Finding a noble end achievable by uncorrupted means sounds like a first-world problem, and it is, but it is the classic first-world problem, since first-worlders are always already complicit in crime simply by being first-worlders, so this particular conundrum seems worthy of a long novel. A similar conflict was discernible in Freedom, but it tended to shade into idealism-vs.-pragmatism, and Purity takes on the question with both more irony and more gravity. Not to mention more intelligence.

Franzen does a lot of things well here. In Freedom, the transitions from Franzen-esque narration to style indirect libre were bumpy, the timing of the revelations stagy, but both matters are adroitly managed here, the latter worthy even of Dickens.
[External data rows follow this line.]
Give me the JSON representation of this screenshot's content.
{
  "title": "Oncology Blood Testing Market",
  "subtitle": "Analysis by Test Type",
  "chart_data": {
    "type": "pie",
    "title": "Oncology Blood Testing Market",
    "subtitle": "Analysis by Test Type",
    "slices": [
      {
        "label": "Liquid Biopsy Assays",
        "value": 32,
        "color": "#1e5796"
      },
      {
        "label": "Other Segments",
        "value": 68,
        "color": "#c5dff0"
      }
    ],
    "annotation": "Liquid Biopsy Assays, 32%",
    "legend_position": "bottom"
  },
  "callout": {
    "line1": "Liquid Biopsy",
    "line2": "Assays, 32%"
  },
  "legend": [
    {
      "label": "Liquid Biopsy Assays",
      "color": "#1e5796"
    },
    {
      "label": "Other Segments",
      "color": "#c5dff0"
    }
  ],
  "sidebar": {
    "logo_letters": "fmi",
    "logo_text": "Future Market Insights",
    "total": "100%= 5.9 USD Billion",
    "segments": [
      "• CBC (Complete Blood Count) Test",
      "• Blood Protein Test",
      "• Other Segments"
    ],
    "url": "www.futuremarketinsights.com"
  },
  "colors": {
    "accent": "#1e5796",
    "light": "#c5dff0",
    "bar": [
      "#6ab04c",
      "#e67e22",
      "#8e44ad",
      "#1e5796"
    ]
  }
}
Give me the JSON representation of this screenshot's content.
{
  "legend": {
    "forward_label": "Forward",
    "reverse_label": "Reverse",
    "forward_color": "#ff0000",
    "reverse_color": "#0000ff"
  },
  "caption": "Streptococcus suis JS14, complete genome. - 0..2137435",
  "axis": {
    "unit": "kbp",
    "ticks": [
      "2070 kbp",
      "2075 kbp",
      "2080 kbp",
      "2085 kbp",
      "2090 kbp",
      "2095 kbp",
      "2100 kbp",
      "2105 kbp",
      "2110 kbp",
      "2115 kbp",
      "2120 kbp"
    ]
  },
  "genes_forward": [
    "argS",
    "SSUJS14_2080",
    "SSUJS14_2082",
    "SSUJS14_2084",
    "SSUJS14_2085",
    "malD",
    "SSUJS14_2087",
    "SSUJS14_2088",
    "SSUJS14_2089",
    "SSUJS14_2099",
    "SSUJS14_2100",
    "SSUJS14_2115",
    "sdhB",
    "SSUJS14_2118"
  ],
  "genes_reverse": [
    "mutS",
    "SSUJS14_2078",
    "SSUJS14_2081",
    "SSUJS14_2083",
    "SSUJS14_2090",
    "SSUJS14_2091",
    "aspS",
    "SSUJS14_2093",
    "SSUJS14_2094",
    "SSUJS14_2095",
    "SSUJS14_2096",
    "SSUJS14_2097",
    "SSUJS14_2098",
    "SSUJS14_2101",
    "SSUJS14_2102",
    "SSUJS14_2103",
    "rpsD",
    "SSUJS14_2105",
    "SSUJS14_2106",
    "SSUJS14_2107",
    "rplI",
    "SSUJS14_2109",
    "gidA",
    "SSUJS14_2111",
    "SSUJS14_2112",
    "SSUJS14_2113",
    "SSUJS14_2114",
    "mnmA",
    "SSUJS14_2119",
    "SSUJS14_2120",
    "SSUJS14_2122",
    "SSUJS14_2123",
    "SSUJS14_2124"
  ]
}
Biggest surprise was the fifth and longest of the book's seven sections, which keep calling Philip Roth to mind. It's in the first person, which Roth uses (used?) often but Franzen rarely does, but the main similarity lies in Franzen's character Anabel Laird, who repeatedly evokes the many fictional avatars of Margaret Martinson, Roth's first wife (see Letting Go, When She Was Good, Portnoy's Complaint, My Life as a Man (best place to start), and The Facts). Franzen cannot quite match the histrionic high notes that Roth can hit in in the mad scenes, but Anabel walks away with the book, really.

Actually, factor in that Anabel is also Penelope Tyler, Purity's devoted, vulnerable mother, and she begins to look like the most interesting character Franzen has ever conjured up. I wouldn't want to be married to her, but she's really marvelous.